Accordingly, a method and system in accordance with the present invention provides a 
methodology which extends the current capability of the PRD. The method and system in 
accordance with the present invention provides for correctly isolating UEs and providing appropriate 
service action messages on the system that has successfully recovered from the UE conditions. The 
method and system therefore allows for the accurate determination of an error source and the 
appropriate service action whether or not the system fails to recover from a particular UE condition. 

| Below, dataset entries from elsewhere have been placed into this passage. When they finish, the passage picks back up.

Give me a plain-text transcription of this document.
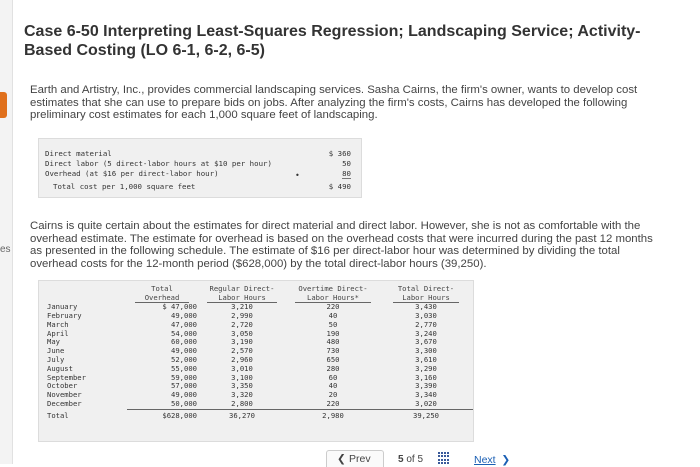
es
Case 6-50 Interpreting Least-Squares Regression; Landscaping Service; Activity-Based Costing (LO 6-1, 6-2, 6-5)

Earth and Artistry, Inc., provides commercial landscaping services. Sasha Cairns, the firm's owner, wants to develop cost estimates that she can use to prepare bids on jobs. After analyzing the firm's costs, Cairns has developed the following preliminary cost estimates for each 1,000 square feet of landscaping.

Direct material	$ 360
Direct labor (5 direct-labor hours at $10 per hour)	50
Overhead (at $16 per direct-labor hour)	•	80
Total cost per 1,000 square feet	$ 490

Cairns is quite certain about the estimates for direct material and direct labor. However, she is not as comfortable with the overhead estimate. The estimate for overhead is based on the overhead costs that were incurred during the past 12 months as presented in the following schedule. The estimate of $16 per direct-labor hour was determined by dividing the total overhead costs for the 12-month period ($628,000) by the total direct-labor hours (39,250).

	Total Overhead	Regular Direct-Labor Hours	Overtime Direct-Labor Hours*	Total Direct-Labor Hours
January	$ 47,000	3,210	220	3,430
February	49,000	2,990	40	3,030
March	47,000	2,720	50	2,770
April	54,000	3,050	190	3,240
May	60,000	3,190	480	3,670
June	49,000	2,570	730	3,300
July	52,000	2,960	650	3,610
August	55,000	3,010	280	3,290
September	59,000	3,100	60	3,160
October	57,000	3,350	40	3,390
November	49,000	3,320	20	3,340
December	50,000	2,800	220	3,020
Total	$628,000	36,270	2,980	39,250
❮ Prev	5 of 5	Next  ❯
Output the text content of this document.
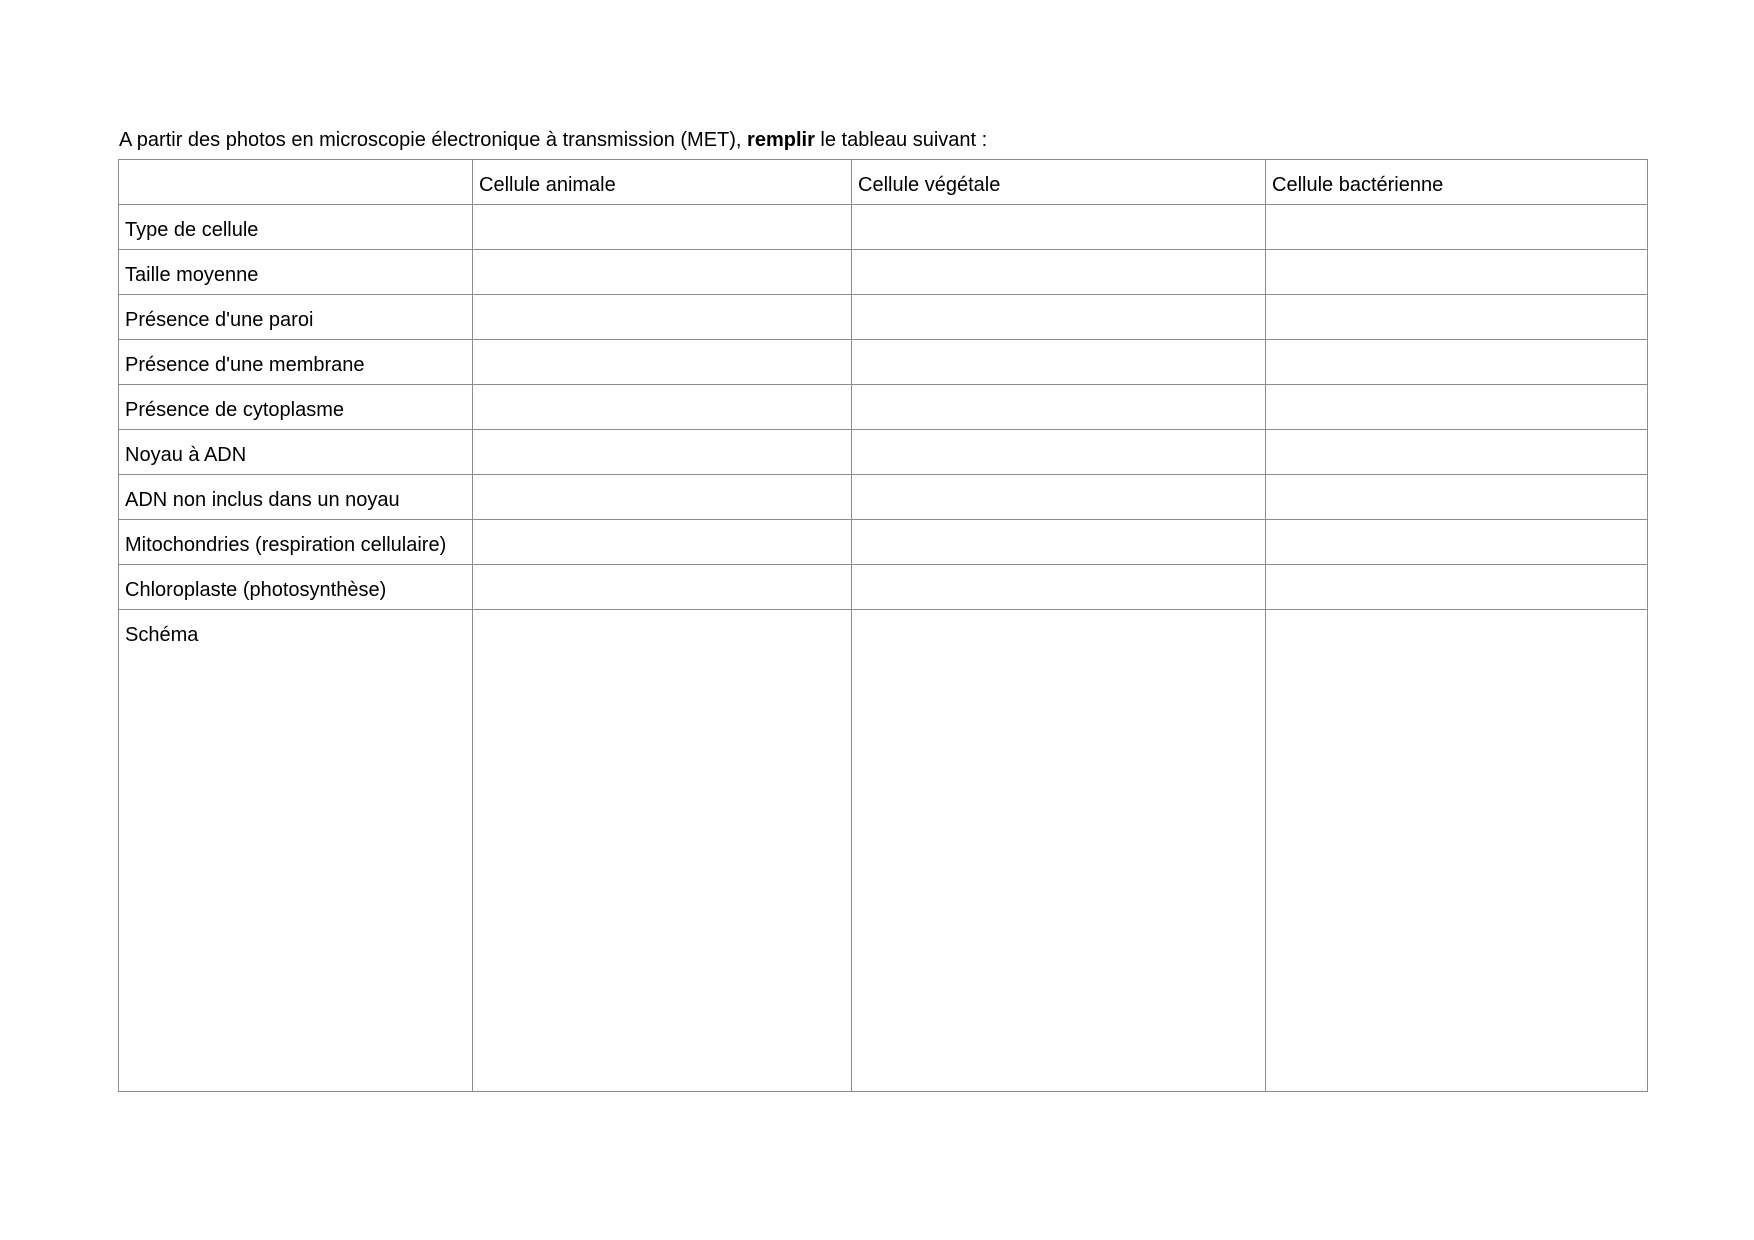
A partir des photos en microscopie électronique à transmission (MET), remplir le tableau suivant :
	Cellule animale	Cellule végétale	Cellule bactérienne
Type de cellule			
Taille moyenne			
Présence d'une paroi			
Présence d'une membrane			
Présence de cytoplasme			
Noyau à ADN			
ADN non inclus dans un noyau			
Mitochondries (respiration cellulaire)			
Chloroplaste (photosynthèse)			
Schéma			
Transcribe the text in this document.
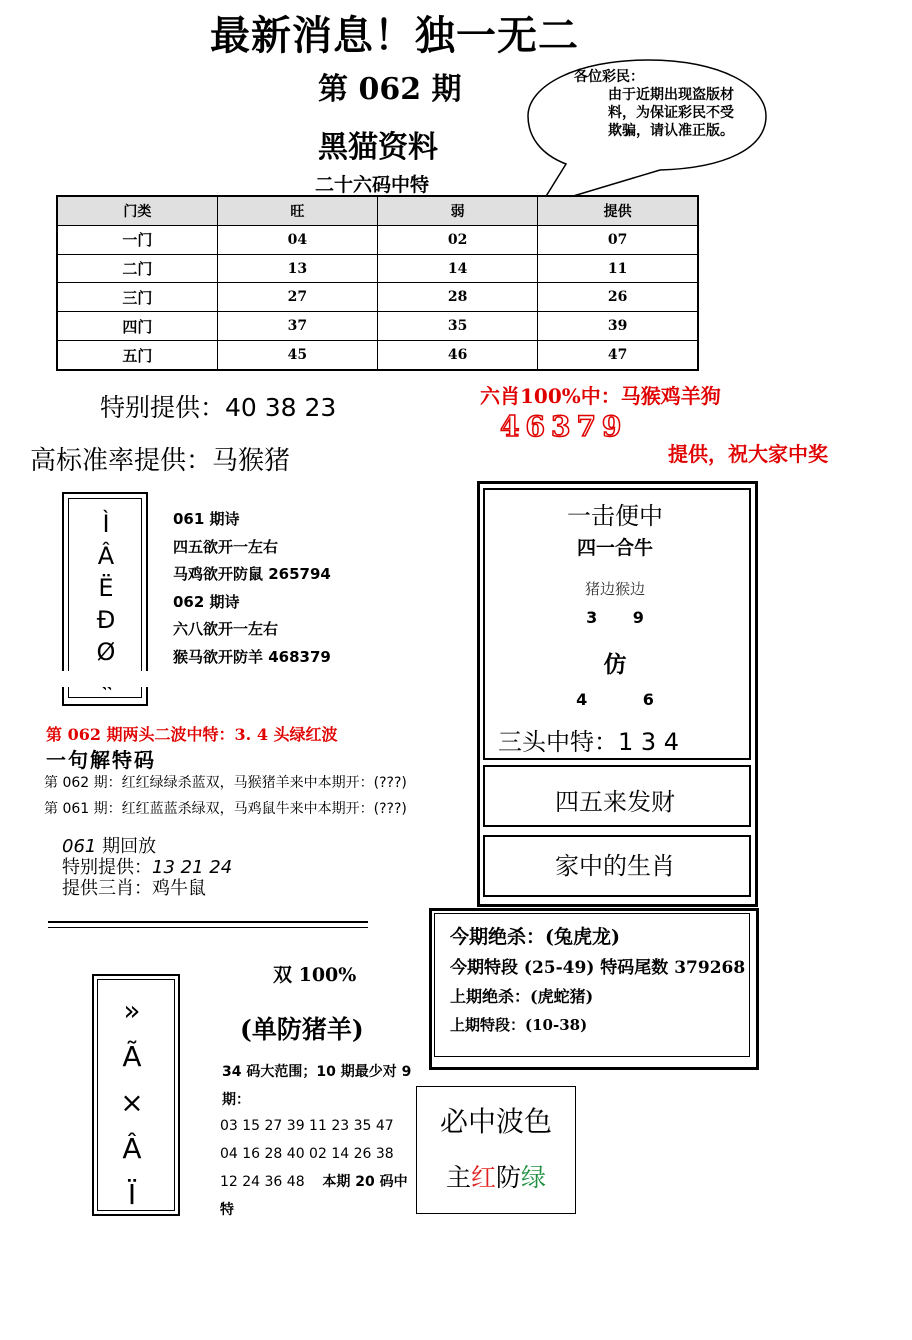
最新消息！独一无二
第 062 期
黑猫资料
二十六码中特
各位彩民：
由于近期出现盗版材料，为保证彩民不受欺骗，请认准正版。
门类	旺	弱	提供
一门	04	02	07
二门	13	14	11
三门	27	28	26
四门	37	35	39
五门	45	46	47
特别提供：40 38 23	六肖100%中：马猴鸡羊狗
46379
提供，祝大家中奖
高标准率提供：马猴猪
Ì
Â
Ë
Đ
Ø
061 期诗
四五欲开一左右
马鸡欲开防鼠 265794
062 期诗
六八欲开一左右
猴马欲开防羊 468379
第 062 期两头二波中特：3. 4 头绿红波
一句解特码
第 062 期：红红绿绿杀蓝双，马猴猪羊来中本期开：(???)
第 061 期：红红蓝蓝杀绿双，马鸡鼠牛来中本期开：(???)
061 期回放
特别提供：13 21 24
提供三肖：鸡牛鼠
一击便中
四一合牛
猪边猴边
3 9
仿
4 6
三头中特：1 3 4
四五来发财
家中的生肖
今期绝杀：(兔虎龙)
今期特段 (25-49) 特码尾数 379268
上期绝杀：(虎蛇猪)
上期特段：(10-38)
»
Ã
×
Â
Ï
双 100%
(单防猪羊)
34 码大范围；10 期最少对 9 期：
03 15 27 39 11 23 35 47
04 16 28 40 02 14 26 38
12 24 36 48 本期 20 码中特
必中波色
主红防绿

Accordingly, the PRD always determines the source of error if the error is based on an UE-RE even 
when the system continues to operate. If a SUE-CS occurs, the PRD will still correctly resolve the 
cause of the fault. 

Although the present invention has been described in accordance with the embodiments 
shown, one of ordinary skill in the art will readily recognize that there could be variations to the 
embodiments and those variations would be within the spirit and scope of the present invention. 
Accordingly, many modifications may be made by one of ordinary skill in the art without departing 
from the spirit and scope of the appended claims.